Jo Boaler shared a video of “these kids” in one of her Summer sessions. The students in the video persisted on a pattern problem for, according to her, 70 minutes. We saw about 5-7 minutes of three students working on a pattern, doing complex algebra, sharing ideas, and being 100% fully engaged in math. An individual problem packet would have not fostered that level of mathematical engagement.

Love this. The solution to kids being behind is not more practice, it is the desperate need for those students to make sense of math and believe in their own efficacy as problem solvers. Lacking prerequisite skills does not mean students can’t access big ideas, but it does mean that we need to pay particular attention to the conceptual knowledge these students have to make sure that they are wrestling with key ideas. The solution is not more practice of basic skills. There is no math gene; that student can learn math if we give them the appropriate supports.

Next up, Dan Meyer:

I was in this talk, and really enjoyed it. Big ideas here:
videogames
I focused mostly on what Dan had to say about feedback — making it visual and embedded in practice, and giving students opportunities to apply it right away at a low cost.

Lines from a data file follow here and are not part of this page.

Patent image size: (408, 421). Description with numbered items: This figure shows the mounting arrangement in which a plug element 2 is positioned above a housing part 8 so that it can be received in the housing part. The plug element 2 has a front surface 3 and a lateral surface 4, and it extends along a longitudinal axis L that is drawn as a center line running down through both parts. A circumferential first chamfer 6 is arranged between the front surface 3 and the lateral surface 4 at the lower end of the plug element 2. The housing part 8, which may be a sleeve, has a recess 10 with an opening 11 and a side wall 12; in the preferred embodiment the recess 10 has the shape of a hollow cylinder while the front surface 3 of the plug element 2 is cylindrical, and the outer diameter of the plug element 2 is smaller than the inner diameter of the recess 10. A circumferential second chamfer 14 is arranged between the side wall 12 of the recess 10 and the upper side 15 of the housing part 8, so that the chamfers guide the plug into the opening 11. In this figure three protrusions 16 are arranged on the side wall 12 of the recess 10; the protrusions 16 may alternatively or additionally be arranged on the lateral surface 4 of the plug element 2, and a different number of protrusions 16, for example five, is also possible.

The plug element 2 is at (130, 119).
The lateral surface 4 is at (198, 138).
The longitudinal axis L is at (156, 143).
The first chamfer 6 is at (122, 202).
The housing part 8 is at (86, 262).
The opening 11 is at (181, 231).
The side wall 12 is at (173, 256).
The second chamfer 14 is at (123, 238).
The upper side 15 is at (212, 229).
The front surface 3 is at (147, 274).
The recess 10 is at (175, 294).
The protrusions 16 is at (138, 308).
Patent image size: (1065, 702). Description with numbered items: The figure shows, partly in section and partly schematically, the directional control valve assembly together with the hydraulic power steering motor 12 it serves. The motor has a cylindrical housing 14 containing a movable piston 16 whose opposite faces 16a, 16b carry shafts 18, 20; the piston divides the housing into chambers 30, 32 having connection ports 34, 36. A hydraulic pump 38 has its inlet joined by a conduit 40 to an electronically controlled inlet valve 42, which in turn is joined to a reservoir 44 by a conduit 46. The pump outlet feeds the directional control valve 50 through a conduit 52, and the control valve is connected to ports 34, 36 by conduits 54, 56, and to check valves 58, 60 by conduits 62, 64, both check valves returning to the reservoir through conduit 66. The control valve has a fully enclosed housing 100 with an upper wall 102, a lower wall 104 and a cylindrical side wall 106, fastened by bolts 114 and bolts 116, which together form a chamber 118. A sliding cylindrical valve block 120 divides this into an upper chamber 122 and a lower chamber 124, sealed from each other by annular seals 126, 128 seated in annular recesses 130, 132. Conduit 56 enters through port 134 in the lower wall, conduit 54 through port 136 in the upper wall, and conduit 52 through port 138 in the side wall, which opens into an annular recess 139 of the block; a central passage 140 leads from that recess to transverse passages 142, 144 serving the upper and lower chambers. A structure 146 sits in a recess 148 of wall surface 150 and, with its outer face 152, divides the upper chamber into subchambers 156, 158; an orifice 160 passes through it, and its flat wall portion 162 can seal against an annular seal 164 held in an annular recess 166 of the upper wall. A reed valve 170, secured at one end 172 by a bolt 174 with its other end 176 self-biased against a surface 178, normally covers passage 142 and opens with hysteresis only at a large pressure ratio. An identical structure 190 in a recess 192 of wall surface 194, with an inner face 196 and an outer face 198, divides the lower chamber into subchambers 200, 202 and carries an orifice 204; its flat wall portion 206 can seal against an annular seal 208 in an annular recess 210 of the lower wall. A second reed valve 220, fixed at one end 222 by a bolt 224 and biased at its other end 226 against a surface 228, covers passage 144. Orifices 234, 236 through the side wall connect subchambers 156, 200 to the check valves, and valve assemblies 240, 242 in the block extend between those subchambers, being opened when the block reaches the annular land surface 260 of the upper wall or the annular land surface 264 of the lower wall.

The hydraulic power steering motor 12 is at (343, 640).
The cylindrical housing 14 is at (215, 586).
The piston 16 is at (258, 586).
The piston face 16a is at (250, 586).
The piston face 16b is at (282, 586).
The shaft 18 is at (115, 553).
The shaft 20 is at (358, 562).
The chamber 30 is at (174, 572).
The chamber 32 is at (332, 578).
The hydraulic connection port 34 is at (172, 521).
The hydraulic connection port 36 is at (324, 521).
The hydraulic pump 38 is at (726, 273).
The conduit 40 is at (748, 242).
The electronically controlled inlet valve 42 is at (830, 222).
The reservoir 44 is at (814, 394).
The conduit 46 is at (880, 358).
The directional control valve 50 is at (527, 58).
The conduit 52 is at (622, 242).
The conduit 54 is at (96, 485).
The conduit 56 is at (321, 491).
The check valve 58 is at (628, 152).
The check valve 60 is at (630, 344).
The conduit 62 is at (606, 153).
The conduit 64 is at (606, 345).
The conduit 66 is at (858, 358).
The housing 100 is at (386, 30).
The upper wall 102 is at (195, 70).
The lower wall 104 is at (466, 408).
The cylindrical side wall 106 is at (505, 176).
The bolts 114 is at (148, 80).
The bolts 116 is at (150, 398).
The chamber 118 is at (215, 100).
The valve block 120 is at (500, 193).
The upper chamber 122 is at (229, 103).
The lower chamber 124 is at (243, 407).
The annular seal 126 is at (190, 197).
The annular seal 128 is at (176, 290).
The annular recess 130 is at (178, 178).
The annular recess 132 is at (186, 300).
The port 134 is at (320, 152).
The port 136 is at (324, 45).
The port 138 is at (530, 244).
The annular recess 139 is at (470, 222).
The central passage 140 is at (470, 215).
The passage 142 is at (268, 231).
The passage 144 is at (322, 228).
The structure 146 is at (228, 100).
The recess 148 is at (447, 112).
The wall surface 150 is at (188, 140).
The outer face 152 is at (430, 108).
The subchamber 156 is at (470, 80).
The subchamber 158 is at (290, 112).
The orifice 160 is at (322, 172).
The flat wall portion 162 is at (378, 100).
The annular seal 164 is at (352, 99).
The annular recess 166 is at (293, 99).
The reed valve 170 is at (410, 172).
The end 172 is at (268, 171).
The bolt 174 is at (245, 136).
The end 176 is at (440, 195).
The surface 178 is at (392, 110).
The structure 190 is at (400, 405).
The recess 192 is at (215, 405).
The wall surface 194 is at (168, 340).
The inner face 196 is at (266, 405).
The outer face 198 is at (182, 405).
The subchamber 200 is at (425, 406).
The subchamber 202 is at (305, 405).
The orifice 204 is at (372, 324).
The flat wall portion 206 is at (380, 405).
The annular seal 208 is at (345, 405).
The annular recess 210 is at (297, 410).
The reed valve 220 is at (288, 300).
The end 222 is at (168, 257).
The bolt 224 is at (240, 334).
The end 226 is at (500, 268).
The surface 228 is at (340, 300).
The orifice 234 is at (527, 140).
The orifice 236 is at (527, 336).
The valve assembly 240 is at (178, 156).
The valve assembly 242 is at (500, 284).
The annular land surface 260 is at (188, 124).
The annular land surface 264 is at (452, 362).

Geoff focused on a different aspect of the talk: point number 2 (the real world is overrated) and the audience’s response to it. I was absolutely one of the audience members applauding Dan’s point; the high level of engagement I see in “fake world” tasks like covering a filing cabinet in post-its, or which diagram is closest to three-fifths. These questions are perplexing and provoke valuable mathematics, but they are not problems that real humans in the real world need to solve. While I stand by the value of these tasks (and I’m sure Geoff does as well), he makes the valid point that it’s a bit troubling to watch hundreds of math educators cheer the value of tasks that don’t come from the real world. The real world does engage students, and it gives value to the field of mathematics education, in a way that teaching problem solving and quantitative reasoning in general cannot. While I don’t know if this will affect my day-to-day practice, I do want to heed Geoff’s advice to think twice about abandoning the real world as I plan mathematical experiences for my students.